Influenced by the Chinese Cultural Revolution in 1966, Sison created a youth-based Maoist group within the PKP. The Lavas however, became discomfited by Sison's growing popularity within the PKP. When Sison wrote a draft of the party's history, they pressured him to shelve the document for future discussion when it turned out to be a "powerful indictment of the Lavas' history of incompetence since World War II." Sison's aim to continue the armed struggle clashed with the party leaders' view that armed struggle was an exercise in futility. Consequently, Sison and his group were expelled from the PKP in 1967.

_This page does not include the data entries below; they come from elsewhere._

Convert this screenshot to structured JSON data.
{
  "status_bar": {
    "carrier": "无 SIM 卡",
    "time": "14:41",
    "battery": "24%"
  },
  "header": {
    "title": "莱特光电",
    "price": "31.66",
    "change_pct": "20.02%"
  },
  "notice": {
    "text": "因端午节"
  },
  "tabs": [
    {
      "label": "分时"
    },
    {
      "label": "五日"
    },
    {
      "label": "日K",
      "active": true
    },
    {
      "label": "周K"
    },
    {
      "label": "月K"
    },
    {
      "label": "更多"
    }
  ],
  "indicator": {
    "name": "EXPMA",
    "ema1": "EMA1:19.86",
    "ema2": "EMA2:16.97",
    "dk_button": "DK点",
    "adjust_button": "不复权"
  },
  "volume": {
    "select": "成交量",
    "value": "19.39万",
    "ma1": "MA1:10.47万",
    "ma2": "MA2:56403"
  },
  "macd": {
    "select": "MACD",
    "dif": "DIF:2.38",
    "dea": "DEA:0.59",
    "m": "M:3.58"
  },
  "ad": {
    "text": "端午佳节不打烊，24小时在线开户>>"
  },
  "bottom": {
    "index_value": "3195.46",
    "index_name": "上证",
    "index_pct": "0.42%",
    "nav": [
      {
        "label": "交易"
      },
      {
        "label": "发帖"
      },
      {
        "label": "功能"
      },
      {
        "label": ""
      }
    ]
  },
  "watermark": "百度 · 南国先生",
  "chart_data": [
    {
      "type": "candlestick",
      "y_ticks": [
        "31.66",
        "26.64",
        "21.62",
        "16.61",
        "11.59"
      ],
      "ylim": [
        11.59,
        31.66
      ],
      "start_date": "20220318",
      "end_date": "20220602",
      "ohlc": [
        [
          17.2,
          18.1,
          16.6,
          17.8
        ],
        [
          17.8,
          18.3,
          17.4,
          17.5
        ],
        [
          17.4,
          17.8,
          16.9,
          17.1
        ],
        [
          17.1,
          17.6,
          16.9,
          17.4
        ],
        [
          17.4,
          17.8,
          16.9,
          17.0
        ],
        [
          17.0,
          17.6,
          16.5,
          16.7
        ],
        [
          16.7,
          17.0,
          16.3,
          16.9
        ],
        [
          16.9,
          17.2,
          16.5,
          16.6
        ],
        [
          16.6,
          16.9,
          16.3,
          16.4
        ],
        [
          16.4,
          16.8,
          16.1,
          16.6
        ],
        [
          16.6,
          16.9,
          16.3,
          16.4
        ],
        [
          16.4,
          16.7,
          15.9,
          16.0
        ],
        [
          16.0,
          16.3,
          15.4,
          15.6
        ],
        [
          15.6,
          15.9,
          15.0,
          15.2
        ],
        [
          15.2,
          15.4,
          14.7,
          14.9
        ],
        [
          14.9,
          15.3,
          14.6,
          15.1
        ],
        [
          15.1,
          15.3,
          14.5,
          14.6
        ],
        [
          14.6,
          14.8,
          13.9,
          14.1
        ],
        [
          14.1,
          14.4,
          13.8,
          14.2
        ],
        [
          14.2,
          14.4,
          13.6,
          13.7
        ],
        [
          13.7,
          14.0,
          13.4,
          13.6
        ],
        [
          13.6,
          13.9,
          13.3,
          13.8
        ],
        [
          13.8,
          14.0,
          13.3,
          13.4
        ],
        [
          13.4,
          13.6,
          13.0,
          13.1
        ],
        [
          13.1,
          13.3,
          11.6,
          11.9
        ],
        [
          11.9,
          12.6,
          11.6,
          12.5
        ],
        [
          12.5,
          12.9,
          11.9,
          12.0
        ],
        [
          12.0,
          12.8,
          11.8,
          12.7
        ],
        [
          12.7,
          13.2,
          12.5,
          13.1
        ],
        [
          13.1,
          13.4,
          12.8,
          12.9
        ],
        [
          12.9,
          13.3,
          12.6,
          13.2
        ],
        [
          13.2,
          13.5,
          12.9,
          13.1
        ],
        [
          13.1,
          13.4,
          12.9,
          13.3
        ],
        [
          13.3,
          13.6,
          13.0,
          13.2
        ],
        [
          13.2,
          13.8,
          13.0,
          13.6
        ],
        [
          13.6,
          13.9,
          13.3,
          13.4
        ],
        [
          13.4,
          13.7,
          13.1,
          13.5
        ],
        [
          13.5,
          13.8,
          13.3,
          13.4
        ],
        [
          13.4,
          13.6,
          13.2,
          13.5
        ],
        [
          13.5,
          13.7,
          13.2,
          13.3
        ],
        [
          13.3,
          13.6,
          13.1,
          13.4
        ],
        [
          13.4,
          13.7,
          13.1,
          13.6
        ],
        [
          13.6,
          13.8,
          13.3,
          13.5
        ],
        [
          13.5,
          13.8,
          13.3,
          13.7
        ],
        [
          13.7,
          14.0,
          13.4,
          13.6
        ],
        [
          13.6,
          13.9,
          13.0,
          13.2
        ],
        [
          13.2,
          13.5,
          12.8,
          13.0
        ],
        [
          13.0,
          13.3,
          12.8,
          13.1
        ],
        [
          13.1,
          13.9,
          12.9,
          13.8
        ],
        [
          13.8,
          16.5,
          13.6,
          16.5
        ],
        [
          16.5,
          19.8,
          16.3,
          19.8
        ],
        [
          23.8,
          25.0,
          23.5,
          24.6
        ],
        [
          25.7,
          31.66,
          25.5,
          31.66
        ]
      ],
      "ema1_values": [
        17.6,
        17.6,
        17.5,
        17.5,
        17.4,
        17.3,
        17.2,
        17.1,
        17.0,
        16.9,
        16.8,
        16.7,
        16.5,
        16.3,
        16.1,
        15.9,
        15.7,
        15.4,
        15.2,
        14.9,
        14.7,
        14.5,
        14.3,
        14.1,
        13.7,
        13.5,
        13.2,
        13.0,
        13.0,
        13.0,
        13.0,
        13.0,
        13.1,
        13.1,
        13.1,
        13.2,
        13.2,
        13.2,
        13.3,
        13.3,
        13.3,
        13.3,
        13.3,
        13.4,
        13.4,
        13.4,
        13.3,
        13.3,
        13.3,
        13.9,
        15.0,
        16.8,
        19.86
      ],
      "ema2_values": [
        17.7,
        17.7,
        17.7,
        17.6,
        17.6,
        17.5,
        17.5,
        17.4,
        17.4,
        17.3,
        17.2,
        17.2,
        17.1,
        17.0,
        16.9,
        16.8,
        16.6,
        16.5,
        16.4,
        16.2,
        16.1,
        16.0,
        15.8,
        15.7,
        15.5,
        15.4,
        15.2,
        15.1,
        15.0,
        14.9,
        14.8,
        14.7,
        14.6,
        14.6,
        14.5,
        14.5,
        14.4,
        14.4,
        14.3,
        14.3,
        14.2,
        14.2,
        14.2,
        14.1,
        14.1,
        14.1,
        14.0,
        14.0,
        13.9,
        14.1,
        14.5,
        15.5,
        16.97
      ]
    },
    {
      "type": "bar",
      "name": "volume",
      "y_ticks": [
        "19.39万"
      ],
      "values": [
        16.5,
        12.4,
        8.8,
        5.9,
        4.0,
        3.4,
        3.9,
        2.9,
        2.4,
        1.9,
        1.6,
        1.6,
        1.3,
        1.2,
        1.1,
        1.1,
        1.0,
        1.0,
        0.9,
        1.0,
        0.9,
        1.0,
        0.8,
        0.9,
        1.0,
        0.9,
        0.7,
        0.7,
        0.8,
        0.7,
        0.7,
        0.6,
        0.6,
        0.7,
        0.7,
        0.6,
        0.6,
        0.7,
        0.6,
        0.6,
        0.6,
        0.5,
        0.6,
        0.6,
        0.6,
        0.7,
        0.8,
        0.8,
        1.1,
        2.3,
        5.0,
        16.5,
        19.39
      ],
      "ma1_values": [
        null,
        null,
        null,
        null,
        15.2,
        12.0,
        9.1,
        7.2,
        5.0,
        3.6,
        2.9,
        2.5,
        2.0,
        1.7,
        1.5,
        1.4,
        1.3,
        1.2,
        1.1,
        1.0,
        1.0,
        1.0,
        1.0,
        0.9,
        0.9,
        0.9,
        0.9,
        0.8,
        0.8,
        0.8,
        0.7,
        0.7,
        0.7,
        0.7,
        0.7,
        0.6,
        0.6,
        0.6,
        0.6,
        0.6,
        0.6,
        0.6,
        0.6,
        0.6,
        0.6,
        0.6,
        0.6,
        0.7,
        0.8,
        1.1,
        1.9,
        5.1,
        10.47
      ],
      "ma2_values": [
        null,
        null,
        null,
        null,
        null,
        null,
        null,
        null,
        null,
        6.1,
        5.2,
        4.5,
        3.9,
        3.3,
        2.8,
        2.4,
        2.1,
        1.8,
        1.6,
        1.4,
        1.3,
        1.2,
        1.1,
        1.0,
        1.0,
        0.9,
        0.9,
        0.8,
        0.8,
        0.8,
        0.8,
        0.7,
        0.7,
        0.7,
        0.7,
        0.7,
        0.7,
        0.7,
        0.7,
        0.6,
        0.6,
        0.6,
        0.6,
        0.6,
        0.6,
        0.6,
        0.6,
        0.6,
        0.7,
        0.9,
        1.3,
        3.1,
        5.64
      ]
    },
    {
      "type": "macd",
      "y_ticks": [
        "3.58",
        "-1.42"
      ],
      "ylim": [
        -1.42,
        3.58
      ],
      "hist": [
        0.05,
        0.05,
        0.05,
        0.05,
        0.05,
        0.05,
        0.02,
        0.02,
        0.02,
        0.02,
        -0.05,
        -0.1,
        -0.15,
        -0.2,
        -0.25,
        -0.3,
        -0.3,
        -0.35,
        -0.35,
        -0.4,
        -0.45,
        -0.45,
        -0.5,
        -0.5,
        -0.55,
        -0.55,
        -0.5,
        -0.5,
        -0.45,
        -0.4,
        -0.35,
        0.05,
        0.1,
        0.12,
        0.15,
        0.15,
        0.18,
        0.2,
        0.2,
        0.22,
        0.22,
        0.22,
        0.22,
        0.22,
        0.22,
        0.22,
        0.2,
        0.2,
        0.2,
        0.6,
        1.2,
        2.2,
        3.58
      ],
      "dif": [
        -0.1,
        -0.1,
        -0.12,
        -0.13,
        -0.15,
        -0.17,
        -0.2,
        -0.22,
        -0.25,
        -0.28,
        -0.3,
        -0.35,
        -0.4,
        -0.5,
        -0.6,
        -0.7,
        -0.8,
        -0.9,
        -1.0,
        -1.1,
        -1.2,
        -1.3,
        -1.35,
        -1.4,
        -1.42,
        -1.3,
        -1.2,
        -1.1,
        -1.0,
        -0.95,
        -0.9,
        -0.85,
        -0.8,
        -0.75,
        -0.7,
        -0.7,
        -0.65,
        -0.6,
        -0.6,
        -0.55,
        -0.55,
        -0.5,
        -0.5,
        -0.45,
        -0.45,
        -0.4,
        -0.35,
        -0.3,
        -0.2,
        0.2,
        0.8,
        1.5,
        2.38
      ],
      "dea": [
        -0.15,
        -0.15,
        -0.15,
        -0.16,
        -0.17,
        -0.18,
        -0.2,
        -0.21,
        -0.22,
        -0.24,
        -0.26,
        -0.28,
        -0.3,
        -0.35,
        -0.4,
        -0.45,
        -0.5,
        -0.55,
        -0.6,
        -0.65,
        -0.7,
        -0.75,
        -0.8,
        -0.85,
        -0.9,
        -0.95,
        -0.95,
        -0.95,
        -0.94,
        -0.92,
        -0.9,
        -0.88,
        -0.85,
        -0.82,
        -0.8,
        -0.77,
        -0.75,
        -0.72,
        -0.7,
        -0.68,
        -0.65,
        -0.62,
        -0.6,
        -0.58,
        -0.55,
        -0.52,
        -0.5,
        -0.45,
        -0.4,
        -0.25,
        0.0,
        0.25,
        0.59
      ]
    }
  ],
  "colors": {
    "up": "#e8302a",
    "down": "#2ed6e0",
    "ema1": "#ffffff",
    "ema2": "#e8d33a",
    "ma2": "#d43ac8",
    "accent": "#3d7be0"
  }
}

On December 26, 1968, Sison and ten of his companions met in Alaminos, Pangasinan and formed the Central Committee of the Communist Party of the Philippines (CPP) founded on Marxist–Leninist–Maoist Thought. The revised historical report on the PKP now had a new title, "Rectify Errors and Rebuild the Party"; it was adopted as a founding document. This came to be known as the "First Great Rectification Movement". The reformed Communist Party included Maoism within the political ideology as well as a two-stage revolution consisting of a protracted people's war to be followed by a Socialist revolution. The PKP leadership sought to eliminate and marginalize Sison. However, over time, Sison's bloc became the leading communist party in the Philippines.